The following are the contributions of this paper.
(1) We demonstrate the feasibility of integrating RTK and VIO, using smartphones. Our previous work verifies the feasibility of continuous positioning based on RTK and VIO, using smartphones. However, in our previous work, RTK and VIO do not run simultaneously, but alternate to estimate a positioning solution. The position output from RTK does not affect the output from VIO and vice versa [
46]. In our previous work, we combined RTK with VIO in a straightforward and unreliable way. In this paper, we choose more reliable and robust strategies to integrate RTK and VIO. First, we upgrade our CIGRLogger to collect BDS measurements to introduce more valid satellites. Then, as many VIO algorithms are coupled with ROS, we design a Python script to convert the images, IMU measurements, and GNSS measurements into a ROS bag. A ROS bag is a file that stores messages for ROS. Each kind of message has a unique topic. ROS nodes can subscribe to different topics to obtain the data they require. Following that, RTKLIB is a sophisticated system that consists of many algorithms and functions. The algorithm is implemented in ANSI C. We follow RTKLIB’s principle to implement the RTK function in C++ and package these codes into a ROS node. This RTK node subscribes to the topics in the ROS bag created by our Python script and publishes the RTK positioning results to other nodes. This RTK node can be directly integrated into other ROS algorithms. Finally, we adopt the integration strategy of VINS-fusion [
35] and integrate our RTK node with VINS-mono [
27]. Another node based on optimization is introduced to accomplish the integration.

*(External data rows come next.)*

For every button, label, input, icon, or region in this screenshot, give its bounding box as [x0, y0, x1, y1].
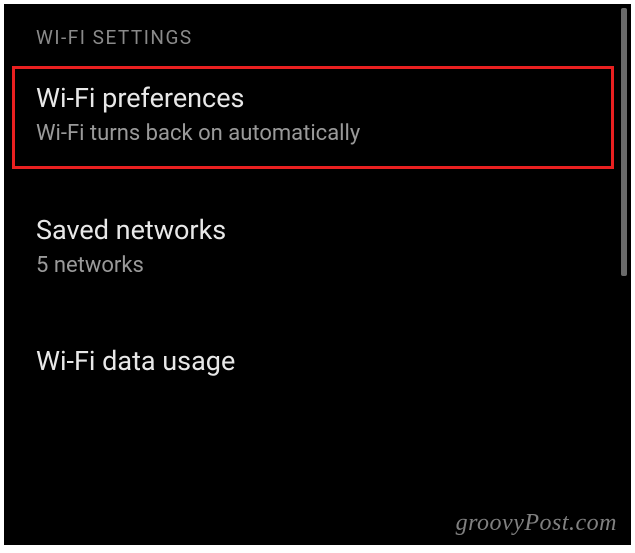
spacer — [4, 169, 631, 195]
section-header: WI-FI SETTINGS — [4, 4, 631, 63]
saved-networks-subtitle: 5 networks — [36, 252, 599, 281]
settings-screen: WI-FI SETTINGS Wi-Fi preferences Wi-Fi t… — [4, 4, 631, 545]
wifi-data-usage-item[interactable]: Wi-Fi data usage — [4, 326, 631, 399]
spacer — [4, 300, 631, 326]
watermark: groovyPost.com — [456, 510, 617, 537]
wifi-data-usage-title: Wi-Fi data usage — [36, 344, 599, 379]
scrollbar[interactable] — [621, 8, 627, 276]
saved-networks-item[interactable]: Saved networks 5 networks — [4, 195, 631, 301]
wifi-preferences-title: Wi-Fi preferences — [36, 81, 599, 116]
wifi-preferences-subtitle: Wi-Fi turns back on automatically — [36, 120, 599, 149]
saved-networks-title: Saved networks — [36, 213, 599, 248]
wifi-preferences-item[interactable]: Wi-Fi preferences Wi-Fi turns back on au… — [4, 63, 631, 169]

The details of the optimization are explained in
Section 2.3. The experiments demonstrate that the integration of both approaches combines RTK and VIO’s advantages and can provide accurate continuous positioning results with a smartphone in urban areas.

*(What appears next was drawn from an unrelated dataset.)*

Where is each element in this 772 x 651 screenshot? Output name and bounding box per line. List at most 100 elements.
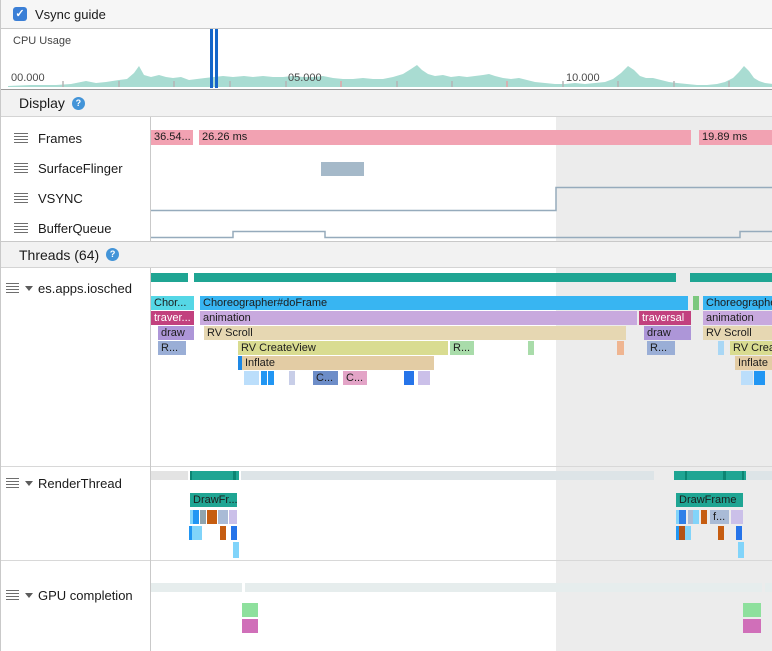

(2) We provide valuable research tools. As shown in
Table 2, many researchers work on the GNSS/INS/VO fusion algorithm based on the bulky and complex specialized devices. We open source our codes on GitHub to facilitate the researchers who lack the resources to build a specialized suite for RTK/VIO integration research. The researchers can collect measurements using an Android smartphone with CIGRLogger. They do not need to implement RTK nodes themselves, which saves time and effort. The academics can concentrate on integration algorithms without spending too much effort on data acquisition, data transformation, and RTK algorithm implementation.
(3) We improve the integration strategy for smartphones. The positioning results provided by RTK with a smartphone can fluctuate immensely. Due to the geometric distribution of satellites, these fluctuations are more pronounced in vertical positioning. We design a sliding window strategy and calculate the vertical positioning fluctuations in the window. The result is treated as a criterion to adjust the weight for RTK in integration. This improvement decreases the deviation in altitude positioning results when compared to the VINS-fusion integration strategy.
As our work involves several existing algorithms, we use
Figure 1 to depict the relationship between the existing algorithms and our work.
The remainder of the paper is structured as follows:
Section 2 discusses the RTK algorithm, the framework of VINS-mono, the integration strategy of VINS-fusion, the improvement of integration, and some specifics regarding our tools and devices. Next,
Section 3 introduces the results of the experiments. Finally,
Section 4 summarizes the conclusions and future work.